I can see the value in making minor patches more easy to install, particularly when the patch is just for a bug-fix and not for anything that would require retraining, and if the admins still get final say over when it's installed. But even then, I don't believe anyone has ever asked for this! Whether because they don't want it or they are trained to not expect it, it doesn't seem worth it.
Well, it really depends on your business model but for a lot of applications the SaaS model can end up biting you. It's great for a lot of things but for some larger applications the users are not investing as significant amount up front and could possibly move to something else before you've made any money.
See
http://news.zdnet.com/2424-9595_22-218408.html
and here
http://www.25hoursaday.com/weblog/2008/07/21/SoftwareAsAServiceWhenYourBusinessModelBecomesAParadox.aspx
for more information
One of the primary reasons to implement an application as a web application is that you get automatic upgrades for free. Why would users be getting prompted for upgrades on a web app?
For Windows applications, the "update is available, do you want to upgrade?" functionality is provided by Microsoft using ClickOnce, which I have used in an enterprise environment successfully -- there are a few gotchas but for the most part it is a good way to manage automatic deployment and upgrade of Windows apps.
For mobile apps, you can also implement auto-upgrades, although it is a little trickier.

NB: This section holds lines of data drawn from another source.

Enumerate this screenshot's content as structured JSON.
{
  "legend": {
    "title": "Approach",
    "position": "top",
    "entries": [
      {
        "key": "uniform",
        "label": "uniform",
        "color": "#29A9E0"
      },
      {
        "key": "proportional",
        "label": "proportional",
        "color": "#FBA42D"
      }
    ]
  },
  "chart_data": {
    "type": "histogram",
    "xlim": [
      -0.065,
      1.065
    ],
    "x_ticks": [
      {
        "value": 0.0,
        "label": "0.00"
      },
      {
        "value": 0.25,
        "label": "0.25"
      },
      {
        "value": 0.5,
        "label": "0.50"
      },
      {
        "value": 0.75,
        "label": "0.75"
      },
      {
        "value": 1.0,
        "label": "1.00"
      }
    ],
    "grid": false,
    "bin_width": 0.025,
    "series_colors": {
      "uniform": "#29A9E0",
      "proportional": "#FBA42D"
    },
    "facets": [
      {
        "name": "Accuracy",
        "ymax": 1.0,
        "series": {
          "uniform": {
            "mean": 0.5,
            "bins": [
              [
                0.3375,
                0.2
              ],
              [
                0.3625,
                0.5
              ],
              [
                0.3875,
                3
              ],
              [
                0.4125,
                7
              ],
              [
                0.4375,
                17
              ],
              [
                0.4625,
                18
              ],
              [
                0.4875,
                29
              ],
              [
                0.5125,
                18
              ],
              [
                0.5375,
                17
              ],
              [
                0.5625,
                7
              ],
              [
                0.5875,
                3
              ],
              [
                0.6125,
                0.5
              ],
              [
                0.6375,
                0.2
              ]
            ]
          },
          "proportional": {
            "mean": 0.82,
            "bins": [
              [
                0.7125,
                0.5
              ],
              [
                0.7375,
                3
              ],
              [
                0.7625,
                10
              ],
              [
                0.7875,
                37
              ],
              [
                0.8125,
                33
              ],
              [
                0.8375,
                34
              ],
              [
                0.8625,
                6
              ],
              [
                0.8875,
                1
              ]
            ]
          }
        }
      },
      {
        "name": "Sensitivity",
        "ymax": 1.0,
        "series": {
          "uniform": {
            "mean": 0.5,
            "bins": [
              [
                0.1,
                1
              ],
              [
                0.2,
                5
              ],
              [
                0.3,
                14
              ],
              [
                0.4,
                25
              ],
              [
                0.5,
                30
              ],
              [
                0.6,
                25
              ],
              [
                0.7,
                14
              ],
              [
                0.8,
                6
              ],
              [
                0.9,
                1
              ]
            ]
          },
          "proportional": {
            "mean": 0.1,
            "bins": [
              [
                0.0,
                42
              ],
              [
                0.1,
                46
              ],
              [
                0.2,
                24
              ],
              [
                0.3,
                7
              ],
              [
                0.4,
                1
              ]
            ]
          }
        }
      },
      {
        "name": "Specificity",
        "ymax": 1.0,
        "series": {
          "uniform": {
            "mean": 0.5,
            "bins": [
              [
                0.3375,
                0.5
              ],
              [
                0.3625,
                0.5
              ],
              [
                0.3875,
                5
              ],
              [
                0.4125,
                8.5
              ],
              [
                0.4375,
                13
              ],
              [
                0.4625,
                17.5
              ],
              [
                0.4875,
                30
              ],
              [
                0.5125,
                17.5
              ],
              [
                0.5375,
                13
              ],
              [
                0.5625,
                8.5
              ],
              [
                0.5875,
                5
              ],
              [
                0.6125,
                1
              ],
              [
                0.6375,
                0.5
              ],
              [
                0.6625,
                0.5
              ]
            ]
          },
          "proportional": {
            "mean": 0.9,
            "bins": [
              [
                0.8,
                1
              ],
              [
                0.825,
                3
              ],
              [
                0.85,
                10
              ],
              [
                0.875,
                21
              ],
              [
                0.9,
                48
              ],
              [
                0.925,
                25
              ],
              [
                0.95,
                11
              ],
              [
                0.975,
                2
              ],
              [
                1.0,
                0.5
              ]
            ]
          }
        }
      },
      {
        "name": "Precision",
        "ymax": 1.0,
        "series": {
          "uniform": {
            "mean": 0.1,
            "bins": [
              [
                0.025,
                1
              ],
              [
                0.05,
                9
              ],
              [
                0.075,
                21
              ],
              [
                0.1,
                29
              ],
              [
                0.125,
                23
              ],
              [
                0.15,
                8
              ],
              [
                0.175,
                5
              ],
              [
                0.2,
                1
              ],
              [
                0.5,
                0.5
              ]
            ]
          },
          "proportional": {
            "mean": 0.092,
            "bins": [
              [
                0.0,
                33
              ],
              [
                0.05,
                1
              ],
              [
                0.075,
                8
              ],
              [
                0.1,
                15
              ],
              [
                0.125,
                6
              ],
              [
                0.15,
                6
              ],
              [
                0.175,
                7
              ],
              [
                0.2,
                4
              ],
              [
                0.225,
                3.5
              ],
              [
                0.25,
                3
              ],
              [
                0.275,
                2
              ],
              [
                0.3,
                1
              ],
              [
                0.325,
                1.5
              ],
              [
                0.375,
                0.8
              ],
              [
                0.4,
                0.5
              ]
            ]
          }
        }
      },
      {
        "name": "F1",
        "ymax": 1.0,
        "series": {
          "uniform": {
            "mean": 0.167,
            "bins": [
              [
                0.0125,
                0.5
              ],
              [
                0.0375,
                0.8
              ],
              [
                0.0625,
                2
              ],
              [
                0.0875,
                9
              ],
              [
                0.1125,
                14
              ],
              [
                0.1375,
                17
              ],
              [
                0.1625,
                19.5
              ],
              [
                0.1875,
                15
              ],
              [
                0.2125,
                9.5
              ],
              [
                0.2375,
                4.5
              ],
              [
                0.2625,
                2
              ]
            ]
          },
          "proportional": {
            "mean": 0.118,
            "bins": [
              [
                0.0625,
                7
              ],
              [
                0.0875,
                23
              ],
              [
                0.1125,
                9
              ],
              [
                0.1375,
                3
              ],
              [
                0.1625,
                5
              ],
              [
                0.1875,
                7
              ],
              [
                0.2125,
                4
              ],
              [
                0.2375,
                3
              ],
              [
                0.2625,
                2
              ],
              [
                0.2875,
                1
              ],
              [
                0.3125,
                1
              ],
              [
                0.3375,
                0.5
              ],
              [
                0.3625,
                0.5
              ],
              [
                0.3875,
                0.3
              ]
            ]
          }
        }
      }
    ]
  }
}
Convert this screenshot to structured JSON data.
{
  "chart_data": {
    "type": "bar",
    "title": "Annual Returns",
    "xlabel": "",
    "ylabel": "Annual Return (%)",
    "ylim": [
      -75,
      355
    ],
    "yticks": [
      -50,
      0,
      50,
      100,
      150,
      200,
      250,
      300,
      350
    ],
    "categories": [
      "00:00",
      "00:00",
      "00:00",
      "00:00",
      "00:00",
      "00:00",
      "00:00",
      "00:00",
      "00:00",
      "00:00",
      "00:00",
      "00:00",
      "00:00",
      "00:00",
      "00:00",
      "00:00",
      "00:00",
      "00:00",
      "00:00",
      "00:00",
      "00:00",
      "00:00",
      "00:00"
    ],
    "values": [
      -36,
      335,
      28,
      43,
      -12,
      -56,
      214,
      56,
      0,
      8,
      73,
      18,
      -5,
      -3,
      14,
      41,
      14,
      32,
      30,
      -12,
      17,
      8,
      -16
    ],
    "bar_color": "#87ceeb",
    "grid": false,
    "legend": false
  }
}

In any case, to answer your question in a broad sense, I don't know if it is expected that all enterprise apps should make upgrading easy, but it certainly is worth the money from an IT support standpoint to architect them to allow for easy upgrading.
If you're providing a hosted solution, I wouldn't bother. Let the upgrade happen silently (perhaps with a notice that you did it). If you're selling an application that's hosted on their servers, let the upgrade decision be made by a single owner, not every user of the app.